Currency overlay managers see mixed results
16 June 2008
Written by Sophie Baker
Currency Overlay funds had mixed results in the first quarter
of 2008, according to statistics released by BNY Mellon Asset Servicing.
During this period, excess returns ranged from 4.48 per cent to -2.38
per cent, with an overall median return of -0.01 per cent.
The statistics, released in BNY Mellon Asset Servicing’s latest
Currency Overlay Manager Profile Analysis, reveal that these
managers did add value over one and three year periods, and funds achieved
median excess returns of 0.40 per cent and 0.7 per cent per annum respectively.
Managers also added value over the longer term, and over five years to
31 March 2008, managers achieved an average outperformance of 0.21 per
cent per annum. Currency overlay managers saw even more success with a
median excess return of 0.30 per cent per annum over a ten-year period.

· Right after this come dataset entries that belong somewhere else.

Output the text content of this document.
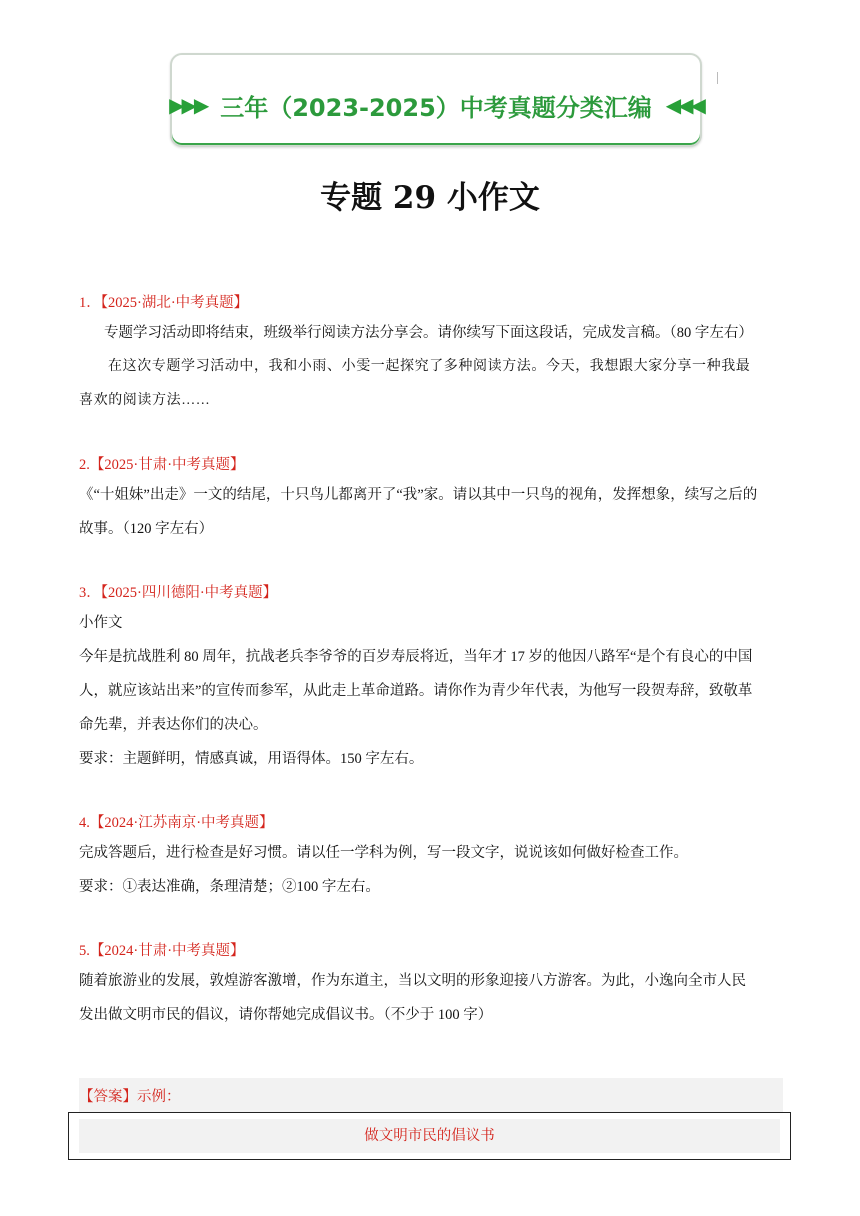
▶▶▶ 三年（2023-2025）中考真题分类汇编 ◀◀◀
专题 29 小作文
1．【2025·湖北·中考真题】
专题学习活动即将结束，班级举行阅读方法分享会。请你续写下面这段话，完成发言稿。（80 字左右）
在这次专题学习活动中，我和小雨、小雯一起探究了多种阅读方法。今天，我想跟大家分享一种我最
喜欢的阅读方法……
2.【2025·甘肃·中考真题】
《“十姐妹”出走》一文的结尾，十只鸟儿都离开了“我”家。请以其中一只鸟的视角，发挥想象，续写之后的
故事。（120 字左右）
3．【2025·四川德阳·中考真题】
小作文
今年是抗战胜利 80 周年，抗战老兵李爷爷的百岁寿辰将近，当年才 17 岁的他因八路军“是个有良心的中国
人，就应该站出来”的宣传而参军，从此走上革命道路。请你作为青少年代表，为他写一段贺寿辞，致敬革
命先辈，并表达你们的决心。
要求：主题鲜明，情感真诚，用语得体。150 字左右。
4.【2024·江苏南京·中考真题】
完成答题后，进行检查是好习惯。请以任一学科为例，写一段文字，说说该如何做好检查工作。
要求：①表达准确，条理清楚；②100 字左右。
5.【2024·甘肃·中考真题】
随着旅游业的发展，敦煌游客激增，作为东道主，当以文明的形象迎接八方游客。为此，小逸向全市人民
发出做文明市民的倡议，请你帮她完成倡议书。（不少于 100 字）
【答案】示例：
做文明市民的倡议书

Funds are increasingly at risk from currency fluctuations due to rising
investment in overseas assets, and the use of currency overlay managers
allows pension schemes to hedge against these in exchange rates. The impact
of these fluctuations was, according to BNY Mellon, notably in quarter
one of 2008 when sterling fell against both the Euro and the Yen, by 8.5
per cent and 12.4 per cent respectively.
Commenting on the results, Nick Rogers, BNY Mellon Asset Servicing’s
senior technical specialist, said: “During the first quarter, Dynamic
managers were poor performers with a mean return of -0.5 per cent; however
this was offset by a strong performance from Technical managers. Euro
managers were predictably strong performers during Q1 2008, whilst overall
weakness was as a result of negative performances from UK, Japanese and
US currency managers.”
BNY Mellon Asset Servicing’s Currency Overlay Manager Profile
Analysis includes accounts from 17 separate asset managers with a
total asset value in excess of $89bn.